With a season of more rest, it has allowed us to really focus on wrapping up our international adoption paperwork. We are finishing our Dossier paperwork now which is part of the international process. We are waiting on our I-800A form to be approved from the Department of Homeland Security, we just finished our psych evaluations this week and should receive our reports back in a couple of weeks. Once we have these documents, we will head to Austin for the day to get the many documents for the dossier apostilled.

Once they are apostilled, we will mail all of the documents to our adoption agency. They will have the documents translated into French since Burundi is a French speaking country. The documents will then be mailed to Burundi and once approved, we will be active on the wait list to be matched with our future kiddos.

This is a photo that was taken a year ago this weekend.

“Not showing but still glowing”

I have had some of my most precious friends announce their pregnancies and have their little babies or are having their babies very soon.

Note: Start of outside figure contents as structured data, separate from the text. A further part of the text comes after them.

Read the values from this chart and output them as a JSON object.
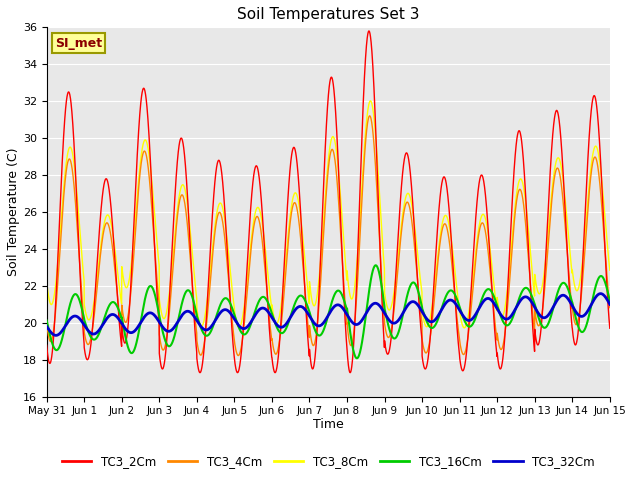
{
  "title": "Soil Temperatures Set 3",
  "xlabel": "Time",
  "ylabel": "Soil Temperature (C)",
  "ylim": [
    16,
    36
  ],
  "yticks": [
    16,
    18,
    20,
    22,
    24,
    26,
    28,
    30,
    32,
    34,
    36
  ],
  "annotation_text": "SI_met",
  "annotation_color": "#8B0000",
  "annotation_bg": "#FFFF99",
  "annotation_border": "#999900",
  "plot_bg": "#E8E8E8",
  "fig_bg": "#FFFFFF",
  "grid_color": "white",
  "series": {
    "TC3_2Cm": {
      "color": "#FF0000",
      "lw": 1.0
    },
    "TC3_4Cm": {
      "color": "#FF8800",
      "lw": 1.0
    },
    "TC3_8Cm": {
      "color": "#FFFF00",
      "lw": 1.0
    },
    "TC3_16Cm": {
      "color": "#00CC00",
      "lw": 1.5
    },
    "TC3_32Cm": {
      "color": "#0000CC",
      "lw": 2.0
    }
  },
  "xtick_labels": [
    "May 31",
    "Jun 1",
    "Jun 2",
    "Jun 3",
    "Jun 4",
    "Jun 5",
    "Jun 6",
    "Jun 7",
    "Jun 8",
    "Jun 9",
    "Jun 10",
    "Jun 11",
    "Jun 12",
    "Jun 13",
    "Jun 14",
    "Jun 15"
  ],
  "legend_entries": [
    "TC3_2Cm",
    "TC3_4Cm",
    "TC3_8Cm",
    "TC3_16Cm",
    "TC3_32Cm"
  ],
  "legend_colors": [
    "#FF0000",
    "#FF8800",
    "#FFFF00",
    "#00CC00",
    "#0000CC"
  ],
  "day_peaks_2cm": [
    32.5,
    27.8,
    32.7,
    30.0,
    28.8,
    28.5,
    29.5,
    33.3,
    35.8,
    29.2,
    27.9,
    28.0,
    30.4,
    31.5,
    32.3
  ],
  "day_troughs_2cm": [
    17.8,
    18.0,
    18.9,
    17.5,
    17.3,
    17.3,
    17.3,
    17.5,
    17.3,
    18.3,
    17.5,
    17.4,
    17.5,
    18.8,
    18.8
  ]
}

With the work I have done through counseling, I can honestly say I am so overjoyed for them. Although, I most likely could have gone through three pregnancies by the time our adoption journey is completed 😉 I choose to enjoy the story the Lord has blessed me with.

I am content beyond measure with our adoption journey and God’s plan for our lives.

Of course, there are days when the wait is hard. We are eager to have our babies in our home. We dream of them, how old they will be, what their names are, what our life will look like once they get here, and the list goes on and on.

One thing we have been intentional about is making moments count and enjoying each day that we have. We have learned to enjoy each day and see it as a gift since my transplant. We are embracing it just being the two of us right now for as long as we have left as Team Barker party of 2.

I pray you will reflect on the season of life you are currently in. Are there areas where you could scale back or where you need to create more intentional white space in your calendar?

There is freedom in the recognition of this and making the changes necessary to be the healthiest version of you!

Thank you for your continued love and support in every aspect of our life and on our adoption journey growing Team Barker!